No criminal on him or the wife. No little smudges as there had been with Breen and Fortney. Just a perfect picture, all polished and shiny.
She didn’t buy it.
He hadn’t married until thirty, she thought. A reasonable age, if you were going the “till death” route. Plus, a man with political ambitions did better in the field if he presented the package of wife and family. But unless he’d taken a vow of celibacy, there’d have bee
n other relationships before the marriage.
And maybe after it.
It might be worth having a conversation with the current au pair. Who knew family dynamics better than live-in help?
She went back for more coffee. “You could shoot up the data on Carmichael Smith.”
“Do you want that before the data on the Fortney nanny?”
“You’ve got that already?”
“What can I say? I earn my cookies.”
“Fortney first, smart guy. Let’s keep it ordered.”
“Difficult, as it appears there were several child-care providers used. It appears his mother chewed through them like gumdrops. Baby nurses, au pairs, whatever. Seven total over a period of just under ten years. None stayed on the job longer than two years, with an average stay of six months.”
“Doesn’t seem long enough to have any serious impact. So my thought would be the mother remained the authority figure.”
“And from this data, one assumes an incendiary one. Three of the former employees filed hardship suits against her. All were settled out of court.”
“I’m going to have to take a closer look at the mother.” She paced back and forth in front of the screen while she ran it through her head. “Leo has a mother who’s an actress, and his current lover is in the same profession. He goes into a profession where he’ll deal with actors, have some control over them—be controlled, I imagine, by them. That says something. The killer is acting. Assuming a role, and proving he can play the part better than the original, and with more finesse. When I run a probability with this data, it’s going to come out high on Leo.”
She considered. “Let’s go down the list before we do another layer. Find me Renquist’s nanny, or whatever they call them over in England.”
“Roberta Janet Gable,” Roarke announced, then smiled. “I’m multitasking.”
“Usually do,” she replied, then looked up at the image on-screen. “Man.” Eve gave a mock shudder. “Scary.”
“This is current. She’d have been considerably younger when working for Renquist’s mother, but”—having anticipated her, Roarke called up the earlier photo—“still scary.”
“I’ll say.” She studied the split-screen images of a thin face with dark, deep-set eyes and an unsmiling mouth. The hair was brown in the younger, gray in the current, and in both cases pulled severely back. The lines that bracketed the no-nonsense mouth on the earlier image had dug themselves into disapproving grooves on the older woman.
“I bet nobody called her Bobbie,” Eve commented. She started to struggle with the math, and could only be grateful Roarke had gotten there before her.
“She took the job when Renquist was two, and held it until he was fourteen. He didn’t board at Stonebridge, but was a day student. Headed off to Eton at fourteen, and no longer required the services of a nanny. Roberta, don’t call me Bobbie, would have been twenty-eight when she took the position, and forty when she left it to take another position as private child-care provider. She’s now sixty-four and has recently retired. Never married, nor had any offspring of her own.”
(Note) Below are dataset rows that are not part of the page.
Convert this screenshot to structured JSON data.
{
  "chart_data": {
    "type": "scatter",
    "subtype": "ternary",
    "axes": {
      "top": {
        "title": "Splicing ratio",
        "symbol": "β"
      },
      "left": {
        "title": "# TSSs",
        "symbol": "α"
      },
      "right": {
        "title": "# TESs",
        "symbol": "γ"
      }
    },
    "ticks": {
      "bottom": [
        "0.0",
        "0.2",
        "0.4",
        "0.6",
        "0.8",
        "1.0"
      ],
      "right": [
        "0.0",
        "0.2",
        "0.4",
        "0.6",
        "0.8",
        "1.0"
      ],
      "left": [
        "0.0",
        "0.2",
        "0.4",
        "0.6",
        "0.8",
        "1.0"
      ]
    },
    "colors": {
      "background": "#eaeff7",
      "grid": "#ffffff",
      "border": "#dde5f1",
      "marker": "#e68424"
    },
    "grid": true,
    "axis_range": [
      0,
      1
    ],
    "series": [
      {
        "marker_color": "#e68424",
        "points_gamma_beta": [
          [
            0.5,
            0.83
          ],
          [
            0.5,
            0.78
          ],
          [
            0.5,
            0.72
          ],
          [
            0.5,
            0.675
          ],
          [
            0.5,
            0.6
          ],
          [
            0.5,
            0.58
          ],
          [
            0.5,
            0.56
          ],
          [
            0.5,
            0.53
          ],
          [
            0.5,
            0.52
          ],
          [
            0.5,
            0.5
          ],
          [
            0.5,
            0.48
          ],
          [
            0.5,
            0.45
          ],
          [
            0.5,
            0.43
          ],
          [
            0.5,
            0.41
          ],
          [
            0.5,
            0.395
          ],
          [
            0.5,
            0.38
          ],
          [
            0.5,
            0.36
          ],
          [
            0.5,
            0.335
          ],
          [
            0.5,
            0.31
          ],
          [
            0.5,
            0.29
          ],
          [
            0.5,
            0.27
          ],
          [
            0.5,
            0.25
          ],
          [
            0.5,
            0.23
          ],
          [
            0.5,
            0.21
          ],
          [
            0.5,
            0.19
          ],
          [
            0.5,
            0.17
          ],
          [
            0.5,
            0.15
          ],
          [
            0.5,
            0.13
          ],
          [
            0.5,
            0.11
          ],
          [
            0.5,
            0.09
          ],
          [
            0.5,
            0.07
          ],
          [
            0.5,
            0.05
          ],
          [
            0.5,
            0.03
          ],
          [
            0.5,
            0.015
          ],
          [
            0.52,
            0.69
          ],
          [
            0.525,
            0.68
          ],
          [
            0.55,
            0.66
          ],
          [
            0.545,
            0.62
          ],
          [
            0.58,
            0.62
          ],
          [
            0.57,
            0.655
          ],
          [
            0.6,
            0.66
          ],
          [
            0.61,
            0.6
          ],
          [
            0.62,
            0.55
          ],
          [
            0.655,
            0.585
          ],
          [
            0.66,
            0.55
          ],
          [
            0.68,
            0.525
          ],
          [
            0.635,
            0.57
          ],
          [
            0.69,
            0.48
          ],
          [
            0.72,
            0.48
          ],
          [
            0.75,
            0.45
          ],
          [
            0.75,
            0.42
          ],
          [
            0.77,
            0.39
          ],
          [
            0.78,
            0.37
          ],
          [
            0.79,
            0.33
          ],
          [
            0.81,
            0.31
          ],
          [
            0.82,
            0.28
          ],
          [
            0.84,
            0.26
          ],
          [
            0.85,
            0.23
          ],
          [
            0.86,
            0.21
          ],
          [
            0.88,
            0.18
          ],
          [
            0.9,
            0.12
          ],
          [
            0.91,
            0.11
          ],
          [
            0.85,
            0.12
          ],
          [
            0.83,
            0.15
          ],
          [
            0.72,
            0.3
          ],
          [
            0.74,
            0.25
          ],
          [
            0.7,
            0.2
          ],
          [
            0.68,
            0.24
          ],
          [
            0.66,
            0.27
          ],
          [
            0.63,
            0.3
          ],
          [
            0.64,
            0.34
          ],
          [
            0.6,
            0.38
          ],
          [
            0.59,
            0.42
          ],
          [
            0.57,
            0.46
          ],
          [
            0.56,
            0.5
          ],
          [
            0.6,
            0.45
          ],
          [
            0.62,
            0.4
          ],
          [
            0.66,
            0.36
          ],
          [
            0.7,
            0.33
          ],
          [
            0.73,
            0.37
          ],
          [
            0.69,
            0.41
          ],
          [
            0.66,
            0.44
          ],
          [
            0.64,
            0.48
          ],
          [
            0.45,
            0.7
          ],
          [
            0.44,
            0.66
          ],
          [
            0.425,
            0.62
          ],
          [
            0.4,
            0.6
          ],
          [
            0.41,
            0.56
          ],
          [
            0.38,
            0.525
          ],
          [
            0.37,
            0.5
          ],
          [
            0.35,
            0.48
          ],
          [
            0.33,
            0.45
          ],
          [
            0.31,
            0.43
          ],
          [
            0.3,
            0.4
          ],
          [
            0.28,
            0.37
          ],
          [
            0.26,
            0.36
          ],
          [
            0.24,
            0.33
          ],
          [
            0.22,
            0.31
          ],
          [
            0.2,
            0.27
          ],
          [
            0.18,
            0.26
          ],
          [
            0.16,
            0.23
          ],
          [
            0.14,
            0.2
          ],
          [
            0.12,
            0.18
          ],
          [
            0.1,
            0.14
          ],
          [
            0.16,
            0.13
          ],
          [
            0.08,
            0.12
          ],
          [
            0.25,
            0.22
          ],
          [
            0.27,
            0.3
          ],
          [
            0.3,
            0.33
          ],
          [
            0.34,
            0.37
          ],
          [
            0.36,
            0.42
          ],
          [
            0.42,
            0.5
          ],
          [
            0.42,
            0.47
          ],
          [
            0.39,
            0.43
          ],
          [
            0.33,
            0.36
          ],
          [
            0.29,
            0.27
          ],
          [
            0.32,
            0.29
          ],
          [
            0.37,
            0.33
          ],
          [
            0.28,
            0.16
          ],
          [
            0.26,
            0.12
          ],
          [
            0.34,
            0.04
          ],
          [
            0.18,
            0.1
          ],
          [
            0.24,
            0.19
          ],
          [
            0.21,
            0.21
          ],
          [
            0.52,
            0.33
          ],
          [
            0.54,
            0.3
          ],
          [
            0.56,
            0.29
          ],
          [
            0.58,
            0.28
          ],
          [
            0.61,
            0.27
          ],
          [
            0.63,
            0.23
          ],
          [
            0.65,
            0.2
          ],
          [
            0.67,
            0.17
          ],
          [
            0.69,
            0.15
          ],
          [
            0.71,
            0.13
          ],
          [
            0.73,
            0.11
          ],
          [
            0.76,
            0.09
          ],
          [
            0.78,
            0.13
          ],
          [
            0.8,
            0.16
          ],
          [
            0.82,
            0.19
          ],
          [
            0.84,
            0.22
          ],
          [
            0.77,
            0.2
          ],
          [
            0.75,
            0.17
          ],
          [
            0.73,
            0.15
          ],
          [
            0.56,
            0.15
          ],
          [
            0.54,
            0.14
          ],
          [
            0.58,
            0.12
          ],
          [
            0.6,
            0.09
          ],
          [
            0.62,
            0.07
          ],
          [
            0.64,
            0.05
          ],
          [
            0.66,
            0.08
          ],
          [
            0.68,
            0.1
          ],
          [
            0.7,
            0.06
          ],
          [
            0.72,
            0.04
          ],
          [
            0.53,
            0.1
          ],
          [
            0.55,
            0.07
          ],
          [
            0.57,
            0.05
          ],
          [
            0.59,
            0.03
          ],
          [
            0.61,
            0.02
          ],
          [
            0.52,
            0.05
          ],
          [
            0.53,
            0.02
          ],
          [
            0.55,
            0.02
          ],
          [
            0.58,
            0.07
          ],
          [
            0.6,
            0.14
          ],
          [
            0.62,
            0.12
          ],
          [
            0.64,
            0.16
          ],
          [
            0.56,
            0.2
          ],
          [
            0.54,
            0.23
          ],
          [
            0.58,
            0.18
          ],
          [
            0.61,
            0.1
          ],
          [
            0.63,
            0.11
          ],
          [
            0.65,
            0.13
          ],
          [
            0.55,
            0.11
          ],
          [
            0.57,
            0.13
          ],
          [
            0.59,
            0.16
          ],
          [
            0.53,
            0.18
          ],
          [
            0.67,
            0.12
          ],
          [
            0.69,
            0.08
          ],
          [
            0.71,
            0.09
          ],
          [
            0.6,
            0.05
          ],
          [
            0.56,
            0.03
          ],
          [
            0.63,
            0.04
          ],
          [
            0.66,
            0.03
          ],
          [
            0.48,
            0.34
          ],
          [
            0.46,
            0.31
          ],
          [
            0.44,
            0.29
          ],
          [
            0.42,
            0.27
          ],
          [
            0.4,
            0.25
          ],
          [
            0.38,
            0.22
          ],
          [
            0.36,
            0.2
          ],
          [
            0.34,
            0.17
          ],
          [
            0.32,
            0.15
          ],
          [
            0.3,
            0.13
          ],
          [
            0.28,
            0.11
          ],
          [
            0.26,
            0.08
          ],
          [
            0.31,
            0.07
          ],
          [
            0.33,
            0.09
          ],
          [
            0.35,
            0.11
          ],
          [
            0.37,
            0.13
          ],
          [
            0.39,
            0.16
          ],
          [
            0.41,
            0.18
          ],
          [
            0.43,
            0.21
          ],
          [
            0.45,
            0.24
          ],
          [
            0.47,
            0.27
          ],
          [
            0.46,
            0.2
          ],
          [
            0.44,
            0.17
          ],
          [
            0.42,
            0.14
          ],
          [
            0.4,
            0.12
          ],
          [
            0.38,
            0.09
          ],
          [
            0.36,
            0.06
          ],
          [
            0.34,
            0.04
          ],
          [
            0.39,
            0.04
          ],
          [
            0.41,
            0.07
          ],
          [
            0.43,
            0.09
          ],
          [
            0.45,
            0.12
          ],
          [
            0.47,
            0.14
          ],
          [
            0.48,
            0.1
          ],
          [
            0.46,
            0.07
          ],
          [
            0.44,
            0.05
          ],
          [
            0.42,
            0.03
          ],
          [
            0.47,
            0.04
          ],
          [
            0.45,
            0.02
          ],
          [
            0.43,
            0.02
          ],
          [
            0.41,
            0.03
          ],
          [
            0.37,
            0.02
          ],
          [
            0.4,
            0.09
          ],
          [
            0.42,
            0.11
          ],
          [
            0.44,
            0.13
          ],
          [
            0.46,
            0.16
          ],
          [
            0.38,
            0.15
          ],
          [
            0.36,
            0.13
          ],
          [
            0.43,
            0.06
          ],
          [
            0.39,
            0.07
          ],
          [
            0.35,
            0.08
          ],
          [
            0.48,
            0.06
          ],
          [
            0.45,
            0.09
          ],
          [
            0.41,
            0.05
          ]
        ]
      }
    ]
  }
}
“She looks like she pinches,” Eve commented. “One of the providers at the state school was a pincher. She’s got all the credentials, but so did that bitch who decorated my arms with bruises when I was ten. Born in Boston, and went back there when she retired. Yeah, that’s a New England bedrock face, the kind that says shit like ‘spare the rod, spoil the child.’ ”
“She could be an unfortunate-looking woman with a heart of gold who keeps sugarplums in her pocket to pass out to rosy-cheeked children.”
“Looks like a pincher,” Eve said again, and sat on the edge of the desk. “Financially solid. I bet she saved her pennies and didn’t squander them on sugarplums. What is a sugarplum, anyway?”
He was thinking of Eve at ten, with bruises on her arms. “I’ll buy you some. You’ll like them.”
“Odds are. I think we’ll chat, and see what she has to say about Renquist’s early childhood training. Let’s see the annoying Mr. Smith.”